The Eric Carle Museum Blog, Shop Talk (If you enjoy the children's book art, this blog is a delight.)
Feiffer's memoir is Backing Into Forward (Random House, 2010).
✭ In Washington, D.C., the exhibitions "Silk Road Luxuries From China", "Cranes and Clouds: The Korean Art of Ceramic Inlay", and Chinese Ceramics: 10th - 13th Century" all open tomorrow, November 5, at the Freer and Sackler Galleries, Smithsonian Museums of Asian Art.
Continuing on view through January 29 is "Power | Play: China's Empress Dowager" at the Sackler. Online, view images of the segments Throne, Diplomacy, Private Moments, Tableaux: The Power of Play, and Cixi's Popular Legacy.

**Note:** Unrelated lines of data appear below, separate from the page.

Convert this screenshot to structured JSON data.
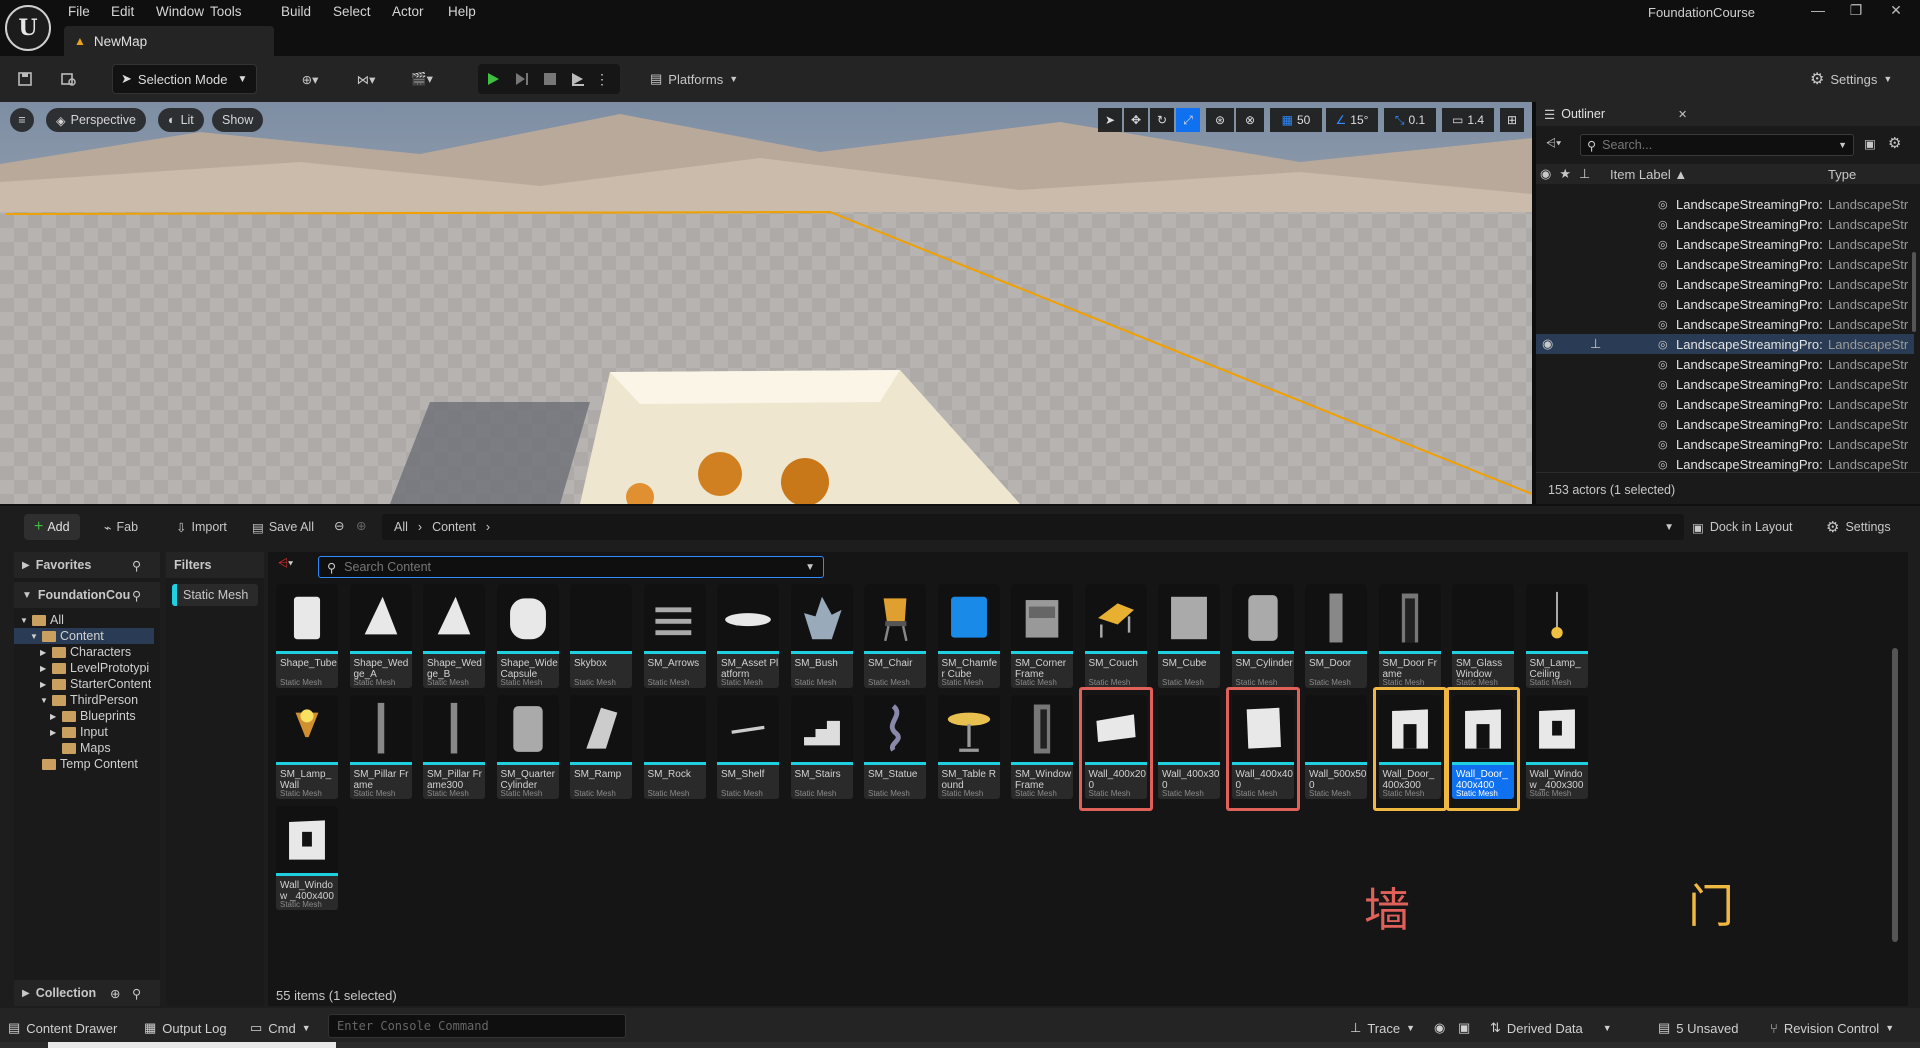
{
  "app": {
    "project_name": "FoundationCourse",
    "logo": "unreal-logo"
  },
  "menu": [
    "File",
    "Edit",
    "Window",
    "Tools",
    "Build",
    "Select",
    "Actor",
    "Help"
  ],
  "document_tab": {
    "label": "NewMap",
    "icon": "map-icon"
  },
  "toolbar": {
    "selection_mode": "Selection Mode",
    "platforms": "Platforms",
    "settings": "Settings"
  },
  "viewport": {
    "view_label": "Perspective",
    "lit_label": "Lit",
    "show_label": "Show",
    "grid_snap": "50",
    "angle_snap": "15°",
    "scale_snap": "0.1",
    "camera_speed": "1.4"
  },
  "outliner": {
    "title": "Outliner",
    "search_placeholder": "Search...",
    "col_label": "Item Label ▲",
    "col_type": "Type",
    "rows": [
      {
        "label": "LandscapeStreamingPro:",
        "type": "LandscapeStr",
        "selected": false
      },
      {
        "label": "LandscapeStreamingPro:",
        "type": "LandscapeStr",
        "selected": false
      },
      {
        "label": "LandscapeStreamingPro:",
        "type": "LandscapeStr",
        "selected": false
      },
      {
        "label": "LandscapeStreamingPro:",
        "type": "LandscapeStr",
        "selected": false
      },
      {
        "label": "LandscapeStreamingPro:",
        "type": "LandscapeStr",
        "selected": false
      },
      {
        "label": "LandscapeStreamingPro:",
        "type": "LandscapeStr",
        "selected": false
      },
      {
        "label": "LandscapeStreamingPro:",
        "type": "LandscapeStr",
        "selected": false
      },
      {
        "label": "LandscapeStreamingPro:",
        "type": "LandscapeStr",
        "selected": true
      },
      {
        "label": "LandscapeStreamingPro:",
        "type": "LandscapeStr",
        "selected": false
      },
      {
        "label": "LandscapeStreamingPro:",
        "type": "LandscapeStr",
        "selected": false
      },
      {
        "label": "LandscapeStreamingPro:",
        "type": "LandscapeStr",
        "selected": false
      },
      {
        "label": "LandscapeStreamingPro:",
        "type": "LandscapeStr",
        "selected": false
      },
      {
        "label": "LandscapeStreamingPro:",
        "type": "LandscapeStr",
        "selected": false
      },
      {
        "label": "LandscapeStreamingPro:",
        "type": "LandscapeStr",
        "selected": false
      }
    ],
    "footer": "153 actors (1 selected)"
  },
  "content_browser": {
    "add": "Add",
    "fab": "Fab",
    "import": "Import",
    "save_all": "Save All",
    "breadcrumb": [
      "All",
      "Content"
    ],
    "dock_in_layout": "Dock in Layout",
    "settings": "Settings",
    "favorites": "Favorites",
    "project_root": "FoundationCou",
    "filters": "Filters",
    "filter_chip": "Static Mesh",
    "search_placeholder": "Search Content",
    "collection": "Collection",
    "item_count": "55 items (1 selected)",
    "tree": [
      {
        "label": "All",
        "depth": 0,
        "expanded": true
      },
      {
        "label": "Content",
        "depth": 1,
        "expanded": true,
        "selected": true
      },
      {
        "label": "Characters",
        "depth": 2
      },
      {
        "label": "LevelPrototypi",
        "depth": 2
      },
      {
        "label": "StarterContent",
        "depth": 2
      },
      {
        "label": "ThirdPerson",
        "depth": 2,
        "expanded": true
      },
      {
        "label": "Blueprints",
        "depth": 3
      },
      {
        "label": "Input",
        "depth": 3
      },
      {
        "label": "Maps",
        "depth": 3
      },
      {
        "label": "Temp Content",
        "depth": 1
      }
    ],
    "asset_type_label": "Static Mesh",
    "assets": [
      {
        "name": "Shape_Tube",
        "thumb": "tube"
      },
      {
        "name": "Shape_Wedge_A",
        "thumb": "wedge"
      },
      {
        "name": "Shape_Wedge_B",
        "thumb": "wedge"
      },
      {
        "name": "Shape_Wide Capsule",
        "thumb": "capsule"
      },
      {
        "name": "Skybox",
        "thumb": "none"
      },
      {
        "name": "SM_Arrows",
        "thumb": "arrows"
      },
      {
        "name": "SM_Asset Platform",
        "thumb": "disc"
      },
      {
        "name": "SM_Bush",
        "thumb": "bush"
      },
      {
        "name": "SM_Chair",
        "thumb": "chair"
      },
      {
        "name": "SM_Chamfer Cube",
        "thumb": "bluecube"
      },
      {
        "name": "SM_Corner Frame",
        "thumb": "box"
      },
      {
        "name": "SM_Couch",
        "thumb": "couch"
      },
      {
        "name": "SM_Cube",
        "thumb": "cube"
      },
      {
        "name": "SM_Cylinder",
        "thumb": "cylinder"
      },
      {
        "name": "SM_Door",
        "thumb": "door"
      },
      {
        "name": "SM_Door Frame",
        "thumb": "doorframe"
      },
      {
        "name": "SM_Glass Window",
        "thumb": "none"
      },
      {
        "name": "SM_Lamp_ Ceiling",
        "thumb": "lampc"
      },
      {
        "name": "SM_Lamp_ Wall",
        "thumb": "lampw"
      },
      {
        "name": "SM_Pillar Frame",
        "thumb": "pillar"
      },
      {
        "name": "SM_Pillar Frame300",
        "thumb": "pillar"
      },
      {
        "name": "SM_Quarter Cylinder",
        "thumb": "cylinder"
      },
      {
        "name": "SM_Ramp",
        "thumb": "ramp"
      },
      {
        "name": "SM_Rock",
        "thumb": "none"
      },
      {
        "name": "SM_Shelf",
        "thumb": "shelf"
      },
      {
        "name": "SM_Stairs",
        "thumb": "stairs"
      },
      {
        "name": "SM_Statue",
        "thumb": "statue"
      },
      {
        "name": "SM_Table Round",
        "thumb": "table"
      },
      {
        "name": "SM_Window Frame",
        "thumb": "winframe"
      },
      {
        "name": "Wall_400x200",
        "thumb": "wallwide"
      },
      {
        "name": "Wall_400x300",
        "thumb": "none"
      },
      {
        "name": "Wall_400x400",
        "thumb": "wall"
      },
      {
        "name": "Wall_500x500",
        "thumb": "none"
      },
      {
        "name": "Wall_Door_ 400x300",
        "thumb": "walldoor"
      },
      {
        "name": "Wall_Door_ 400x400",
        "thumb": "walldoor",
        "selected": true
      },
      {
        "name": "Wall_Window _400x300",
        "thumb": "wallwin"
      },
      {
        "name": "Wall_Window _400x400",
        "thumb": "wallwin"
      }
    ],
    "annotations": [
      {
        "text": "墙",
        "color": "#e0605a"
      },
      {
        "text": "门",
        "color": "#f0b840"
      }
    ]
  },
  "statusbar": {
    "content_drawer": "Content Drawer",
    "output_log": "Output Log",
    "cmd": "Cmd",
    "console_placeholder": "Enter Console Command",
    "trace": "Trace",
    "derived_data": "Derived Data",
    "unsaved": "5 Unsaved",
    "revision_control": "Revision Control"
  },
  "colors": {
    "accent_selection": "#0f70f0",
    "static_mesh_bar": "#1fd0e0",
    "annotation_wall": "#e0605a",
    "annotation_door": "#f0b840",
    "play_green": "#3fbf3f"
  }
}
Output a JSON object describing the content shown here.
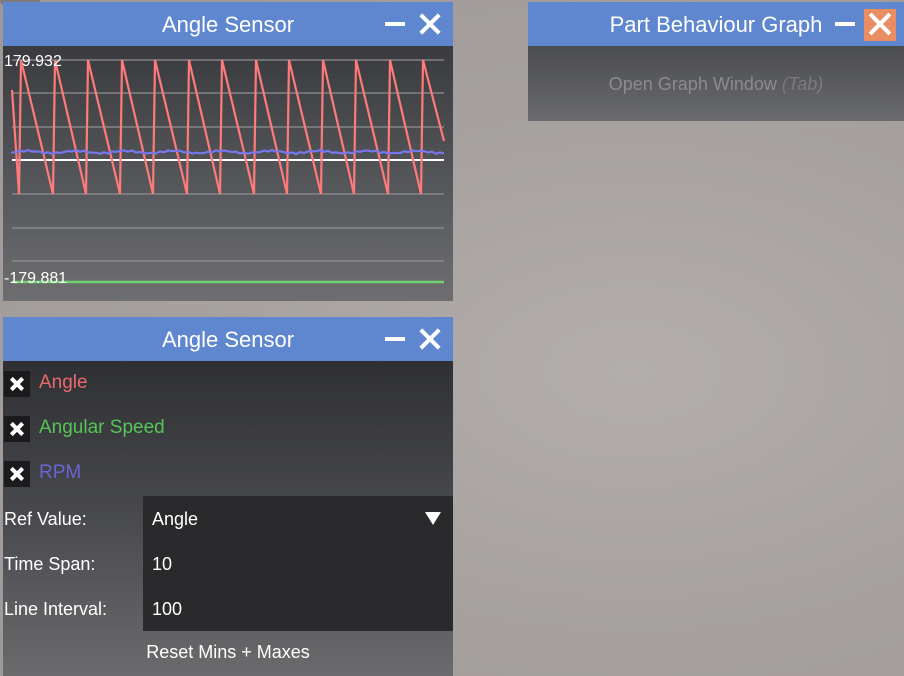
{
  "graph_window": {
    "title": "Angle Sensor",
    "max_label": "179.932",
    "min_label": "-179.881"
  },
  "settings_window": {
    "title": "Angle Sensor",
    "checkboxes": [
      {
        "label": "Angle",
        "checked": true,
        "color": "#e86a6a"
      },
      {
        "label": "Angular Speed",
        "checked": true,
        "color": "#56c456"
      },
      {
        "label": "RPM",
        "checked": true,
        "color": "#6a64d6"
      }
    ],
    "fields": {
      "ref_value_label": "Ref Value:",
      "ref_value": "Angle",
      "time_span_label": "Time Span:",
      "time_span": "10",
      "line_interval_label": "Line Interval:",
      "line_interval": "100"
    },
    "reset_button": "Reset Mins + Maxes"
  },
  "part_behaviour_window": {
    "title": "Part Behaviour Graph",
    "open_graph_label": "Open Graph Window",
    "open_graph_hint": "(Tab)"
  },
  "chart_data": {
    "type": "line",
    "ylim": [
      -179.881,
      179.932
    ],
    "series": [
      {
        "name": "Angle",
        "color": "#ff7a7a",
        "pattern": "sawtooth",
        "cycles": 13
      },
      {
        "name": "Angular Speed",
        "color": "#6fd36f",
        "pattern": "constant"
      },
      {
        "name": "RPM",
        "color": "#7777ee",
        "pattern": "constant-noisy"
      }
    ]
  },
  "colors": {
    "titlebar": "#5f87d0",
    "close_active": "#e98e63"
  },
  "icons": {
    "minimize": "minus-icon",
    "close": "x-icon",
    "dropdown": "triangle-down-icon",
    "check": "x-check-icon"
  }
}
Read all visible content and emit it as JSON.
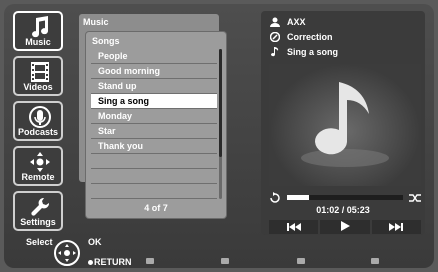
{
  "sidebar": {
    "items": [
      {
        "label": "Music",
        "icon": "music-note-icon"
      },
      {
        "label": "Videos",
        "icon": "film-strip-icon"
      },
      {
        "label": "Podcasts",
        "icon": "microphone-icon"
      },
      {
        "label": "Remote",
        "icon": "dpad-icon"
      },
      {
        "label": "Settings",
        "icon": "wrench-icon"
      }
    ]
  },
  "breadcrumb": {
    "root": "Music",
    "current": "Songs"
  },
  "songs": {
    "items": [
      "People",
      "Good morning",
      "Stand up",
      "Sing a song",
      "Monday",
      "Star",
      "Thank you"
    ],
    "selected_index": 3,
    "page": "4 of 7"
  },
  "now_playing": {
    "artist": "AXX",
    "album": "Correction",
    "song": "Sing a song",
    "time": "01:02 / 05:23",
    "progress": 0.19
  },
  "help": {
    "select": "Select",
    "ok": "OK",
    "return": "RETURN"
  }
}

Continuing on view through January 29 is "Power | Play: China's Empress Dowager" at the Sackler. Online, view images of the segments Throne, Diplomacy, Private Moments, Tableaux: The Power of Play, and Cixi's Popular Legacy.
1 comment:
I am often left wondering -- how does she find all these treasures? When does she ahve the time?
This All Art Friday, like all your All Art Friday's is a treasure trove of riches.
Now to find the time to explore them all.